“He never responded,” testified San Francisco’s Officer Sean Rogers. “We were never able to track him down.”
Rogers was speaking about a janitor who apparently worked a night shift at British Motor Car Distributors dealership the night of the Lamborghini theft with which former Redwood student Max Wade is charged.
Wade’s defense attorney, Charles Dresow, used Oct.12, the last day of testimony in the preliminary hearing of People v. Wade, to point out faults, such as the failure to contact the janitor, in the investigation of both the car theft and the Mill Valley shooting with which Wade is also charged.
Dresow cross-examined prosecution witness Ed Rudolph, a detective with crime scene reconstruction and bullet trajectory expertise, about the reconstruction he performed.
Dresow highlighted the fact that Rudolph did not take into account the alignment of the white 2004 Dodge pickup truck, which contained teenage victims Landon Wahlstrom and Eva Dedier, in relation to the adjacent road.

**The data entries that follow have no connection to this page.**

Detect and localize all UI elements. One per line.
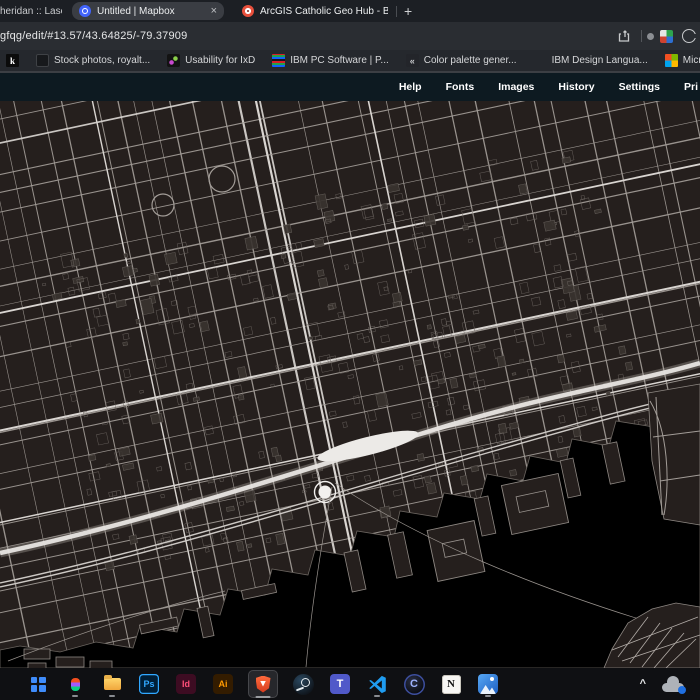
tray-overflow-chevron[interactable]: ^ <box>640 678 646 690</box>
bookmark-color-palette[interactable]: « Color palette gener... <box>406 54 517 67</box>
bookmark-label: Usability for IxD <box>185 55 255 66</box>
bookmark-ibm-design[interactable]: IBM Design Langua... <box>534 54 648 67</box>
figma-icon[interactable] <box>63 671 87 697</box>
teams-icon[interactable]: T <box>328 671 352 697</box>
tab-active-mapbox[interactable]: Untitled | Mapbox × <box>72 2 224 20</box>
address-separator <box>641 30 642 42</box>
arcgis-favicon <box>242 5 254 17</box>
nav-fonts[interactable]: Fonts <box>446 81 475 93</box>
bookmarks-bar: k Stock photos, royalt... Usability for … <box>0 50 700 73</box>
vscode-icon[interactable] <box>365 671 389 697</box>
windows-taskbar: Ps Id Ai T C N ^ <box>0 668 700 700</box>
photoshop-icon[interactable]: Ps <box>137 671 161 697</box>
mapbox-favicon <box>79 5 91 17</box>
share-icon[interactable] <box>618 29 632 43</box>
ibm-pc-favicon <box>272 54 285 67</box>
nav-help[interactable]: Help <box>399 81 422 93</box>
map-canvas[interactable] <box>0 101 700 668</box>
bookmark-k[interactable]: k <box>6 54 19 67</box>
new-tab-button[interactable]: + <box>404 4 412 18</box>
map-svg <box>0 101 700 668</box>
bookmark-label: IBM Design Langua... <box>552 55 648 66</box>
url-field[interactable]: gfqg/edit/#13.57/43.64825/-79.37909 <box>0 30 618 42</box>
nav-print[interactable]: Pri <box>684 81 698 93</box>
tab-partial-sheridan[interactable]: heridan :: Laser Fi <box>0 6 62 17</box>
bookmark-usability-ixd[interactable]: Usability for IxD <box>167 54 255 67</box>
bookmark-stock-photos[interactable]: Stock photos, royalt... <box>36 54 150 67</box>
file-explorer-icon[interactable] <box>100 671 124 697</box>
illustrator-icon[interactable]: Ai <box>211 671 235 697</box>
tab-close-button[interactable]: × <box>211 6 217 17</box>
onedrive-cloud-icon[interactable] <box>662 677 684 692</box>
bookmark-label: Color palette gener... <box>424 55 517 66</box>
palette-extension-icon[interactable] <box>660 30 673 43</box>
cinema4d-icon[interactable]: C <box>402 671 426 697</box>
nav-settings[interactable]: Settings <box>619 81 660 93</box>
tab-title: Untitled | Mapbox <box>97 6 205 17</box>
steam-icon[interactable] <box>291 671 315 697</box>
k-favicon: k <box>6 54 19 67</box>
bookmark-microsoft-windows[interactable]: Microsoft Windows... <box>665 54 700 67</box>
bookmark-ibm-pc[interactable]: IBM PC Software | P... <box>272 54 389 67</box>
desktop: heridan :: Laser Fi Untitled | Mapbox × … <box>0 0 700 700</box>
cloud-badge <box>678 686 686 694</box>
address-bar: gfqg/edit/#13.57/43.64825/-79.37909 <box>0 22 700 50</box>
tab-separator <box>396 6 397 17</box>
nav-images[interactable]: Images <box>498 81 534 93</box>
ibm-design-favicon <box>534 54 547 67</box>
bookmark-label: Stock photos, royalt... <box>54 55 150 66</box>
indesign-icon[interactable]: Id <box>174 671 198 697</box>
ixd-favicon <box>167 54 180 67</box>
bookmark-label: IBM PC Software | P... <box>290 55 389 66</box>
photos-icon[interactable] <box>476 671 500 697</box>
tab-title: ArcGIS Catholic Geo Hub - Brave Sea <box>260 6 388 17</box>
start-button[interactable] <box>26 671 50 697</box>
browser-tab-strip: heridan :: Laser Fi Untitled | Mapbox × … <box>0 0 700 22</box>
studio-nav: Help Fonts Images History Settings Pri <box>0 73 700 101</box>
stock-favicon <box>36 54 49 67</box>
microsoft-favicon <box>665 54 678 67</box>
shield-badge <box>647 33 654 40</box>
bookmark-label: Microsoft Windows... <box>683 55 700 66</box>
brave-browser-icon[interactable] <box>248 670 278 698</box>
tab-arcgis[interactable]: ArcGIS Catholic Geo Hub - Brave Sea <box>236 5 394 17</box>
notion-icon[interactable]: N <box>439 671 463 697</box>
coolors-favicon: « <box>406 54 419 67</box>
extension-icon[interactable] <box>682 29 696 43</box>
nav-history[interactable]: History <box>558 81 594 93</box>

Numerous witnesses from the hearing said that shortly before 11:30 a.m. on April 13, Wahlstrom began to pull his truck away from the curb in front of his Mill Valley residence.
Rudolph, who interviewed Wahlstrom to help with the specifics of the reconstruction, said Wahlstrom was still pulling out when he saw a black-clad motorcyclist approaching from the direction of the driver’s side of the truck. He then paused to yield to the motorcyclist, who stopped, drew a gun and fired several rounds.
Rudolph said that since Wahlstrom yielded to the motorcyclist, the truck was at a diagonal to the road when the shooting occurred, with the front end of the vehicle on the paved roadway and the rear tire still on the gravel shoulder. But Rudolph admitted that in his reconstruction, he did not take the alignment of the car into account.
Dresow also placed in evidence a picture from ground level depicting the clear grade of the road. Although Rudolph agreed in his testimony that the road had an obvious crest, he said he had performed the reconstruction and subsequent calculations on flat ground.